Abstract
Purpose :
Anterior ischemic optic neuropathy (AION) is ischemic damage to the optic nerve causing retinal ganglion cell (RGC) death. Currently, there is no effective treatment. The Rho-associated kinase (ROCK) is known to trigger oxidative stress, causing cell death. We use a novel ROCK inhibitor (E212) in this study to investigate the RGC survival and visual function in experimental AION.
Methods :
Adult Wistar rats were used in this study. After rAION induction the rats were immediately received an intravitreal injection of E212. The visual function and survival rate of retinal ganglion cell (RGC) was examined by using flash-VEP analysis and retrograde Fluorogold labelling four weeks after AION induction respectively. The oxidative stress was determined by using CellROX in vivo. Mann-Whitney U test was used for statistical analysis.
Results :
The P1-N2 wave shows a significantly improved in the E212 treatment group compared to PBS treated group.

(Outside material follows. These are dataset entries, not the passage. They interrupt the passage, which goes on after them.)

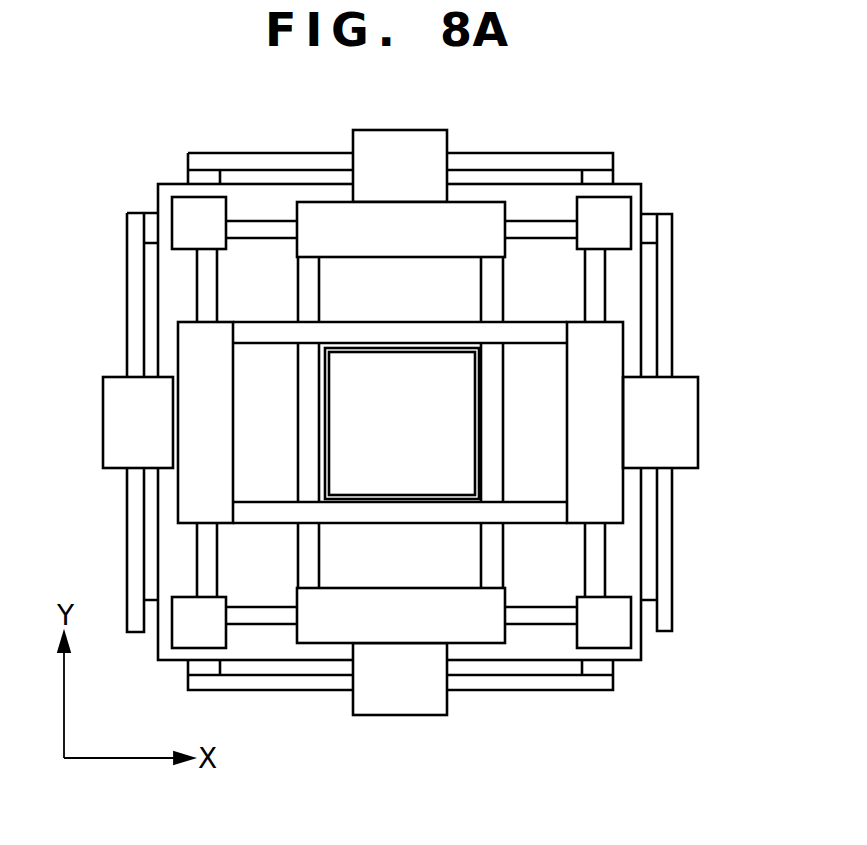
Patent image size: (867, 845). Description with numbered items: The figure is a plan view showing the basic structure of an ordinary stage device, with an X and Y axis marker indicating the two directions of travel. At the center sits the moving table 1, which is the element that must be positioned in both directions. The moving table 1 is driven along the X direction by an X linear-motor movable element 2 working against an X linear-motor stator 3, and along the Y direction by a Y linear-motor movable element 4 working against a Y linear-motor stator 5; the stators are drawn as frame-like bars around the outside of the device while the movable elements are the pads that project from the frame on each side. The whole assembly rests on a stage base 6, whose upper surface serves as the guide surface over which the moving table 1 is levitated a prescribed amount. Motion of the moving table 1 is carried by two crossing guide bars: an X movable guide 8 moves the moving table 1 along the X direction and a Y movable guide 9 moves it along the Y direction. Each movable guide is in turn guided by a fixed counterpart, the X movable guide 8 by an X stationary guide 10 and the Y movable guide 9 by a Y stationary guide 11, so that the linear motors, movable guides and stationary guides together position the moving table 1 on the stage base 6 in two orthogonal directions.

The moving table 1 is at (344, 442).
The X linear-motor movable element 2 is at (413, 147).
The X linear-motor stator 3 is at (238, 158).
The Y linear-motor movable element 4 is at (673, 422).
The Y linear-motor stator 5 is at (665, 297).
The stage base 6 is at (263, 588).
The X movable guide 8 is at (493, 555).
The Y movable guide 9 is at (531, 333).
The X stationary guide 10 is at (538, 230).
The Y stationary guide 11 is at (597, 562).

(Sham 53±6 μV AION 17±6 μV E212 39±4 μV, n=6, p<0.05)
The RGC density is significantly improved by 48% in the E212 treatment group compared to PBS treated group.
(Sham 1923±143 cells, AION 645±220 cells E212 1319±160 cells, n=6, p<0.05)
CellROX intensity significantly reduced in E212 treated group compared to PBS group.
Conclusions :
E212 treatment preserves the visual function and RGC survival by reducing oxidative stress, our data suggests that Rock inhibitor has neuroprotective effects in rAIONmodel, and have future theraputic potential.
This abstract was presented at the 2019 ARVO Annual Meeting, held in Vancouver, Canada, April 28 - May 2, 2019.